Cigarette smoke, by contrast, was associated with different genetic activity: genes involved in maintaining telomeres — the protective caps at the ends of chromosomes that shorten with age and toxic stress — showed distinct patterns. Chronic smoke inhalation appears to accelerate the shortening of these telomeres, triggering a different set of cellular stress responses than what mustard does acutely. Interestingly, acute mustard exposure did show some telomere-related gene activity, but with a different signature than smoke, suggesting the cell is experiencing telomeric stress but processing it through a different biological pathway.
The researchers also identified specific “hub genes” — genes that act as command centers coordinating broader networks of genetic activity — that were activated in some conditions but not others. For instance, genes involved in fibrosis (tissue scarring), like fibronectin and a protein called SERPINE1, were upregulated in smoking and COPD but decreased after mustard exposure. Other genes, like ERBB2 and ERBB3, were preferentially activated after smoke exposure. The picture that emerges is one of condition-specific molecular signatures: the same end result — damaged, scarred lungs — produced by different cellular programs.
Why this matters for treating chemical weapons casualties
Sulfur mustard remains a documented chemical weapons threat with significant legacy populations — tens of thousands of Iranian veterans still live with Mustard Lung disease decades after exposure — and continued proliferation risk in certain regions. If the molecular pathways driving acute and chronic mustard injury are distinct, as this study suggests, then treatments might need to be phase-specific: drugs designed to boost DNA repair could be most effective when given soon after exposure, while interventions aimed at stopping tissue remodeling and fibrosis might be better suited to managing chronic sequelae years or decades later.

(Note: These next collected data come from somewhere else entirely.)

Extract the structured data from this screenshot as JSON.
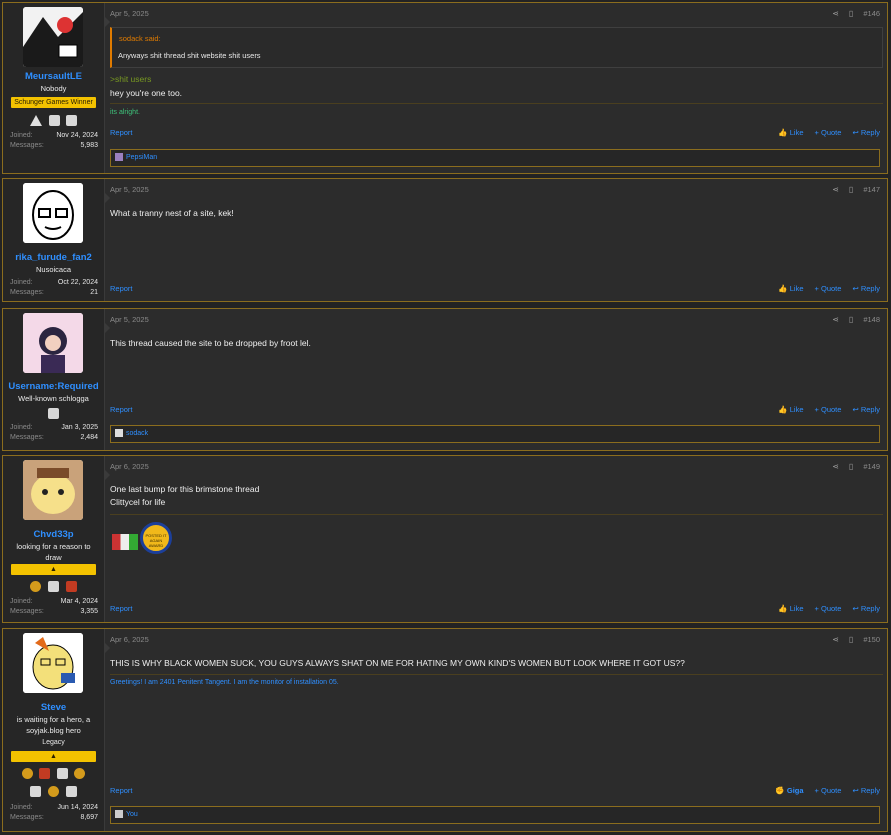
{
  "posts": [
    {
      "user": {
        "name": "MeursaultLE",
        "title": "Nobody",
        "banner": "Schunger Games Winner",
        "joined_label": "Joined:",
        "joined": "Nov 24, 2024",
        "messages_label": "Messages:",
        "messages": "5,983"
      },
      "date": "Apr 5, 2025",
      "number": "#146",
      "quote": {
        "author": "sodack said:",
        "text": "Anyways shit thread shit website shit users"
      },
      "greentext": ">shit users",
      "text": "hey you're one too.",
      "signature": "its alright.",
      "actions": {
        "report": "Report",
        "like": "Like",
        "quote": "Quote",
        "reply": "Reply"
      },
      "reactions": "PepsiMan"
    },
    {
      "user": {
        "name": "rika_furude_fan2",
        "title": "Nusoicaca",
        "joined_label": "Joined:",
        "joined": "Oct 22, 2024",
        "messages_label": "Messages:",
        "messages": "21"
      },
      "date": "Apr 5, 2025",
      "number": "#147",
      "text": "What a tranny nest of a site, kek!",
      "actions": {
        "report": "Report",
        "like": "Like",
        "quote": "Quote",
        "reply": "Reply"
      }
    },
    {
      "user": {
        "name": "Username:Required",
        "title": "Well-known schlogga",
        "joined_label": "Joined:",
        "joined": "Jan 3, 2025",
        "messages_label": "Messages:",
        "messages": "2,484"
      },
      "date": "Apr 5, 2025",
      "number": "#148",
      "text": "This thread caused the site to be dropped by froot lel.",
      "actions": {
        "report": "Report",
        "like": "Like",
        "quote": "Quote",
        "reply": "Reply"
      },
      "reactions": "sodack"
    },
    {
      "user": {
        "name": "Chvd33p",
        "title": "looking for a reason to draw",
        "joined_label": "Joined:",
        "joined": "Mar 4, 2024",
        "messages_label": "Messages:",
        "messages": "3,355"
      },
      "date": "Apr 6, 2025",
      "number": "#149",
      "text_line1": "One last bump for this brimstone thread",
      "text_line2": "Clittycel for life",
      "award": "POSTED IT AGAIN AWARD",
      "actions": {
        "report": "Report",
        "like": "Like",
        "quote": "Quote",
        "reply": "Reply"
      }
    },
    {
      "user": {
        "name": "Steve",
        "title": "is waiting for a hero, a soyjak.blog hero",
        "subtitle": "Legacy",
        "joined_label": "Joined:",
        "joined": "Jun 14, 2024",
        "messages_label": "Messages:",
        "messages": "8,697"
      },
      "date": "Apr 6, 2025",
      "number": "#150",
      "text": "THIS IS WHY BLACK WOMEN SUCK, YOU GUYS ALWAYS SHAT ON ME FOR HATING MY OWN KIND'S WOMEN BUT LOOK WHERE IT GOT US??",
      "signature": "Greetings! I am 2401 Penitent Tangent. I am the monitor of installation 05.",
      "actions": {
        "report": "Report",
        "giga": "Giga",
        "quote": "Quote",
        "reply": "Reply"
      },
      "reactions": "You"
    }
  ]
}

The identified hub genes represent potential drug targets. The key point for policy is this: chemical weapons injury has its own distinct molecular biology, which means that medical countermeasures — treatments, drugs, or interventions — designed for COPD or smoking-related disease may not work well for mustard-exposed populations. Dedicated research programs and drug development pipelines tailored to chemical casualty management, rather than borrowed from existing COPD frameworks, are likely needed.
All the analysis was computational (done by analyzing existing genetic datasets in a computer) rather than based on new experiments or patient studies. The datasets being analyzed were relatively small and used different laboratory methods, which can introduce noise. The researchers used statistical screening methods that could flag false positives without strict correction for multiple comparisons. Most fundamentally, the study looked at bulk gene expression in mixed cell populations, meaning it cannot pinpoint which specific types of cells within the airway are driving each response. The authors describe their findings as hypothesis-generating, requiring validation through targeted laboratory experiments, genetic studies in animal models, or culture systems that mimic airway tissue.
Sources and further reading:
Arabfard M, Salehi Z, Ghanei M, Azimzadeh Jamalkandi S. Transcriptomic landscape of airway epithelial repair: Contrasting acute and chronic injury in mustard lung and COPD. Journal of Genetic Engineering and Biotechnology. 24 June 2026.